Environment and Natural Resources Secretary Ramon J. P. Paje said the Mines and Geosciences Bureau (MGB) has successfully cleansed half of all pending mining applications filed in its various regional offices nationwide.
This, after MGB Acting Director Leo Jasareno reported to him that the bureau was able to act on a total of 1,150 mining applications, or 53% of the 2,180 pending mining applications nationwide as of end of February 2011.
In the light of this positive result, Paje expressed optimism that the MGB will be able to complete its task by end of this year.
“We are treating this initial report of MGB a step forward in our drive to reform not only the mining industry but also our ranks as we try to eliminate all opportunities for corruption,” Paje said. He added that investors welcome the reform as it is expected to level the playing field as a result of the disqualification of non-performers and less serious investors.
It will be recalled, Paje ordered MGB’s regional offices until February 20 to cleanse 50% of all their pending and inactive mining applications, and until December 2011 for the remaining 50%.
Of the total, Paje said the bureau was able to deny or dispprove some 903 mining applications and favorably endorsed some 247 mining applications, bringing the total to 1,150 mining applications acted upon by the bureau.
Aside from pending mining applications, exploration periods of mining contracts that have already expired for five years or more, and mining contracts whose three-year work programs have not been implemented for two consecutive years are also subject of final action, according to Paje.
Further, Paje said, the suspension in the acceptance of new mining applications is also part of the reforms in the mining sector to enhance the management of the country’s natural resources and that the implementation of the ‘use it or lose it policy’ means cancellation of mining applications that were unable to comply with all the requirements set by the government including mining tenements that have remained inactive and unproductive through the years.

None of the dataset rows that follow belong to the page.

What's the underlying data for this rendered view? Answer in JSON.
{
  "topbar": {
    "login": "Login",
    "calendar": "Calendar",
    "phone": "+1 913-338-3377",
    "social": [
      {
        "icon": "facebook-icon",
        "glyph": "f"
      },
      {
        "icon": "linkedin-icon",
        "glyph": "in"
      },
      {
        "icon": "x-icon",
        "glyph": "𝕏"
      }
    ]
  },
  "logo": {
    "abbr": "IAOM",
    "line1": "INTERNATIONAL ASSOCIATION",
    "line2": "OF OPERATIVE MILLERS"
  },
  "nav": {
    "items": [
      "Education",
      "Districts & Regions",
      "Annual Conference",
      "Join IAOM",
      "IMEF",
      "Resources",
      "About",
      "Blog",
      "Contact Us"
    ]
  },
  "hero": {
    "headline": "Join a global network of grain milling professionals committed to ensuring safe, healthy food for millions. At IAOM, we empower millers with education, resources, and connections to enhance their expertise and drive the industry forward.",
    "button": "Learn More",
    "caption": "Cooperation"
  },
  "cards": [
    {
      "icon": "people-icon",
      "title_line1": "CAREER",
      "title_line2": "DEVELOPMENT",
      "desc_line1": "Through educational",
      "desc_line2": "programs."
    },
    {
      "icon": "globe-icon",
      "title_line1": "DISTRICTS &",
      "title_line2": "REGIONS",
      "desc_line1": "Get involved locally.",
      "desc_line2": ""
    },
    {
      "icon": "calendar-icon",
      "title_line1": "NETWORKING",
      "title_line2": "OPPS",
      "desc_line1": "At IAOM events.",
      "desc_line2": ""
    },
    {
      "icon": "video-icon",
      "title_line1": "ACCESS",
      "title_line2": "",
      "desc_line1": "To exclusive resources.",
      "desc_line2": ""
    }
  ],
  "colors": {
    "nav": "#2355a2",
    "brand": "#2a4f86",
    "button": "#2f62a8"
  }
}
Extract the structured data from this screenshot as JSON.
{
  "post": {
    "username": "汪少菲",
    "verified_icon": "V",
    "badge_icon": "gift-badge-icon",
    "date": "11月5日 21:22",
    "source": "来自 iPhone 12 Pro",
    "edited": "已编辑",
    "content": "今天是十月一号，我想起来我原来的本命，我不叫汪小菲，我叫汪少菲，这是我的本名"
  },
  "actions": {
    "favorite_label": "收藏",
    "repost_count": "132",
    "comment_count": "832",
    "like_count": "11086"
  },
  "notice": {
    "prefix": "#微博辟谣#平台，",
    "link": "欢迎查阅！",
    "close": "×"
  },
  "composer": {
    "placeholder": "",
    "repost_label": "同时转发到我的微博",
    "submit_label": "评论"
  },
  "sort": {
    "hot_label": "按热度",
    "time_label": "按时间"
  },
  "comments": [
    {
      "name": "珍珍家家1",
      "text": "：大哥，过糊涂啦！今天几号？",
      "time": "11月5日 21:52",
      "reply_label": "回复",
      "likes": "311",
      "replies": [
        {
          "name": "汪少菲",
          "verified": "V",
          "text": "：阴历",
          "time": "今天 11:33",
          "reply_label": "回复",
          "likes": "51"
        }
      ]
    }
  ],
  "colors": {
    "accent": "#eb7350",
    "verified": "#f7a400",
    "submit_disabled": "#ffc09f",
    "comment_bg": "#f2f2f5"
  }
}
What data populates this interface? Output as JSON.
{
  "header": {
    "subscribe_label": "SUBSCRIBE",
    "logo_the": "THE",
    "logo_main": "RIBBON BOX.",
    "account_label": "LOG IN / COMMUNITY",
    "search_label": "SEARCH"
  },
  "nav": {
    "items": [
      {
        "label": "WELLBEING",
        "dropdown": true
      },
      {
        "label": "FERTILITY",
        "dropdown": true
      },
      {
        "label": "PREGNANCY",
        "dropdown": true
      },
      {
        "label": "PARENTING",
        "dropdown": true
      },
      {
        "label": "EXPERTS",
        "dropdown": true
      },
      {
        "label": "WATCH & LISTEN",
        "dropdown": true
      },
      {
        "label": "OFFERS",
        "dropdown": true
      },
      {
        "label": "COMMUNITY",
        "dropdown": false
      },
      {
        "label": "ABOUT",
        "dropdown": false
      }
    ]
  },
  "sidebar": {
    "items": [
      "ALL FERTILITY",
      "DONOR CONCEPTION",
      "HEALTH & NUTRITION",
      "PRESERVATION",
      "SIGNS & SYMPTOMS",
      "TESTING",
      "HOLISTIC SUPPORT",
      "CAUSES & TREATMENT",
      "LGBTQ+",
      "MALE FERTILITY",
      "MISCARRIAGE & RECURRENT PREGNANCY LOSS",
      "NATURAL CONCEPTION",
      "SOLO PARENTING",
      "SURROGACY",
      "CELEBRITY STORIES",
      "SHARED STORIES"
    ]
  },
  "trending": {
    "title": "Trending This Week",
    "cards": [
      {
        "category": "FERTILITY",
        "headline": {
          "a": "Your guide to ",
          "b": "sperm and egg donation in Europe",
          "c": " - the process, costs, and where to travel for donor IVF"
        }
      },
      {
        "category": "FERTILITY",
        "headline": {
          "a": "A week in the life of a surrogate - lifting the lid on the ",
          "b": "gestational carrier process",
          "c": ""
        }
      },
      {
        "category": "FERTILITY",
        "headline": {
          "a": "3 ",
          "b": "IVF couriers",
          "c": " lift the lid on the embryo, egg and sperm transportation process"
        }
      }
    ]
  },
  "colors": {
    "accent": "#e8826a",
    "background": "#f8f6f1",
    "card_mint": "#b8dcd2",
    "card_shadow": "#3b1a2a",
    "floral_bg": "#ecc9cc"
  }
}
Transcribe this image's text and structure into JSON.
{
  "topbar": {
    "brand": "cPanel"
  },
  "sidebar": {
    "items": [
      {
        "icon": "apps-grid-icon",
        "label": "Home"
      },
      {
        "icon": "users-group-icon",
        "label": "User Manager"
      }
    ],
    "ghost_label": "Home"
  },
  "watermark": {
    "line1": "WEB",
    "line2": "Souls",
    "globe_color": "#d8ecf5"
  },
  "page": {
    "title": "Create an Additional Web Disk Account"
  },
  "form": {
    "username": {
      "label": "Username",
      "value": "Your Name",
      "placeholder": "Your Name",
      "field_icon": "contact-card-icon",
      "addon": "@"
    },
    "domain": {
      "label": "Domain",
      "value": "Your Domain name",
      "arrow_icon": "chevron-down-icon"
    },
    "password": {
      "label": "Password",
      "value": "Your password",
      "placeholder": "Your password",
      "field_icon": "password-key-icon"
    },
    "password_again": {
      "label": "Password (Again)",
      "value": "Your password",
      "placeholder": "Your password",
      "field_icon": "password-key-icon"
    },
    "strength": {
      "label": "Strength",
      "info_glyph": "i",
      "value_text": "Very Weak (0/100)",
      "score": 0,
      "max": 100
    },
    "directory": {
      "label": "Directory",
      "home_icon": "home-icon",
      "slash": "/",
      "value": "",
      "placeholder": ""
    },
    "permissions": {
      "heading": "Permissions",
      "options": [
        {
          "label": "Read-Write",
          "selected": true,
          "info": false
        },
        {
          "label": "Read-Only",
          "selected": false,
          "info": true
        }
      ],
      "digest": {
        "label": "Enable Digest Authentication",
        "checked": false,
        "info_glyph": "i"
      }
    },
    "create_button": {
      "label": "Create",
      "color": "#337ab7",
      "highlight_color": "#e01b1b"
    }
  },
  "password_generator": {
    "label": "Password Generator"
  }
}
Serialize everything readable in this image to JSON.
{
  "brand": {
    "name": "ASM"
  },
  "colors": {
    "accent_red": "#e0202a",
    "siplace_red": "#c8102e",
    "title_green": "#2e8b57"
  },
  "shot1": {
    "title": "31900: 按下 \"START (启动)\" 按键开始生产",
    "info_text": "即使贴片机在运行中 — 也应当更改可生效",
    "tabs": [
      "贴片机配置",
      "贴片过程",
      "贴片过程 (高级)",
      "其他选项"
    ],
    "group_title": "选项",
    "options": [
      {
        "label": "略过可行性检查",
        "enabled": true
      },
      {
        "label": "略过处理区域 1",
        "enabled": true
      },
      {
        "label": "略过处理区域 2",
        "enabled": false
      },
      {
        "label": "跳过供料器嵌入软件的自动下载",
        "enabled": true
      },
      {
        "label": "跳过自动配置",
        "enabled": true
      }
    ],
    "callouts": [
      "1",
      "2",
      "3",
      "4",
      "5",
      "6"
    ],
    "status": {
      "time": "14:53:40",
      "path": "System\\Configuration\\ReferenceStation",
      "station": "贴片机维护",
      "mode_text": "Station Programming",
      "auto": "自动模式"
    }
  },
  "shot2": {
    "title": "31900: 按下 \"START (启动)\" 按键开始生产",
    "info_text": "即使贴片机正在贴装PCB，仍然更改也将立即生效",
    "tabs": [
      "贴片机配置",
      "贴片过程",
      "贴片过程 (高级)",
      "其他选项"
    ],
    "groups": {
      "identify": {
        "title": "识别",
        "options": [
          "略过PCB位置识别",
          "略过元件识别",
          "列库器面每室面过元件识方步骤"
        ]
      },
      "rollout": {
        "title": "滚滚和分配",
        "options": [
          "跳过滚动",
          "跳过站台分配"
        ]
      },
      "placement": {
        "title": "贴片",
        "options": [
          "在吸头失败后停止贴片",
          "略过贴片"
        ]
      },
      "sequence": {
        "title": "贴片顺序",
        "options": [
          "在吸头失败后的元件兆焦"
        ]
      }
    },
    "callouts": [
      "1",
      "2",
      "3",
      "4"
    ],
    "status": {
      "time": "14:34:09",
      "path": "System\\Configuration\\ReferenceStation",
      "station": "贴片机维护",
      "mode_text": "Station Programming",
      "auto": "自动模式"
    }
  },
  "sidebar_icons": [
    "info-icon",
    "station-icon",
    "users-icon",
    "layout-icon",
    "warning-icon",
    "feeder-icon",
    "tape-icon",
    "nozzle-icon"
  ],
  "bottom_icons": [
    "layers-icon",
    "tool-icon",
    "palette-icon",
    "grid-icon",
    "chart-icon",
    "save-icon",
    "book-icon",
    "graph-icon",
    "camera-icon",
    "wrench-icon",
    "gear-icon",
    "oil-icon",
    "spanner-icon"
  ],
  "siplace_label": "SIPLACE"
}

In cleansing their respective offices of pending mining applications, however, Paje reminded his field officials to strictly observe the “three-letter-policy” in exacting compliance by applicants with all the requirements, with a minimum of 30 days between these letter- notices. Among these requirements include the acquisition of Free and Prior Informed Consent (FPIC) from the rightful indigenous peoples concerned, proof of consultation with the LGU’s Sanggunian, and the completion of publication, posting and radio announcement within one year from the date of acceptance of the mining application.